Gentamicin can cause nephrotoxicity and ototoxicity (cochlear and vestibular). The risk of gentamicin toxicity increases with increasing duration of therapy.

Nephrotoxicity

• Monitor creatinine daily. Seek advice from pharmacy if renal function is unstable (e.g. a change in creatinine of >15-20%).
• Be alert for and react to any signs of renal toxicity e.g. increasing creatinine, decreased urine output/oliguria.
• Discuss the ongoing need for gentamicin with microbiology/ID if the patient has signs of worsening renal function.

Ototoxicity

• Gentamicin-induced ototoxicity occurs independently of drug concentration.
• Toxicity is usually associated with prolonged gentamicin use (usually >7 days, however it may occur sooner) and is secondary to accumulation of drug within the inner ear.
• Ototoxicity is suggested by any of the following: new tinnitus, dizziness, poor balance, hearing loss, oscillating vision.
• Patients prescribed gentamicin should be advised to report signs of ototoxicity (see below regarding the Patient Information Leaflet which should be issued to the patient). Patients should be asked regularly about any signs and symptoms of ototoxicity and this should be documented in the case notes.
• If gentamicin continues for >7 days the patient should be referred to audiology for ongoing audiometry testing and the case re-discussed with microbiology or ID. Contact the local audiology department directly to confirm their referral method/requirements.
• If ototoxicity is suspected STOP gentamicin treatment and refer to microbiology/ID for advice on ongoing therapy.

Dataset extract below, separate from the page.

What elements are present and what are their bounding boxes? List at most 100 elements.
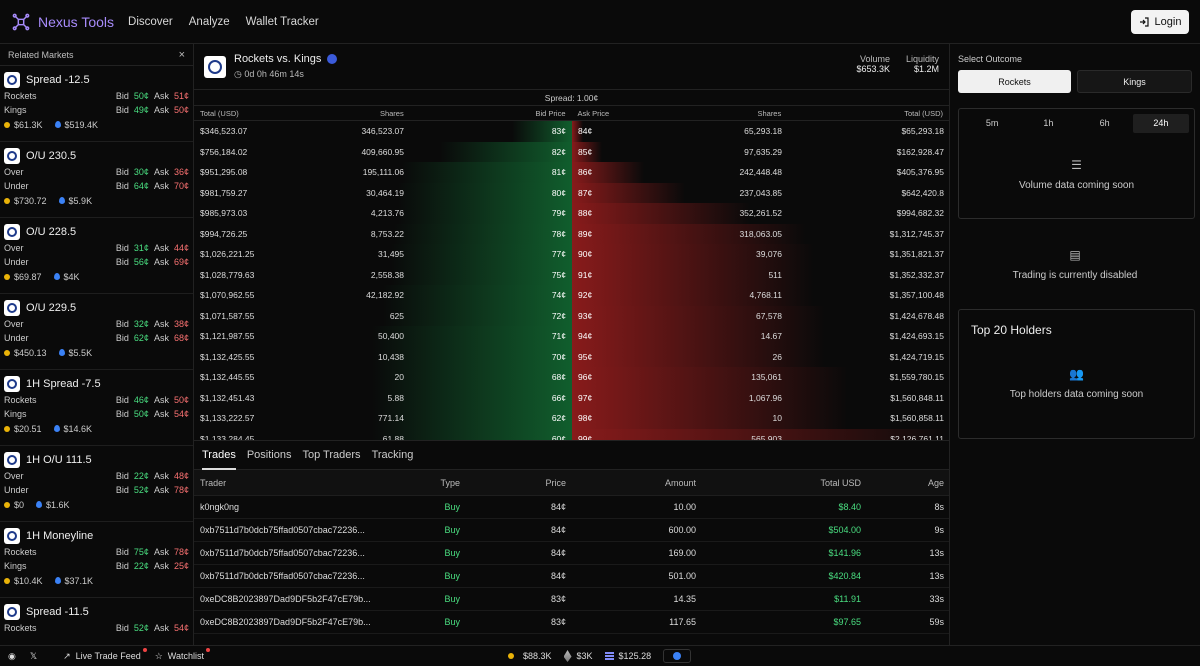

All patients prescribed synergistic gentamicin should be given a copy of the NHSB Gentamicin Patient Information Leaflet ‘Information for adult patients about intravenous gentamicin’ at the earliest opportunity. This should be documented in the relevant section of the Synergistic Gentamicin Administration and Monitoring Chart. If this is not possible the reasons for non-issue of the leaflet should be recorded on the chart.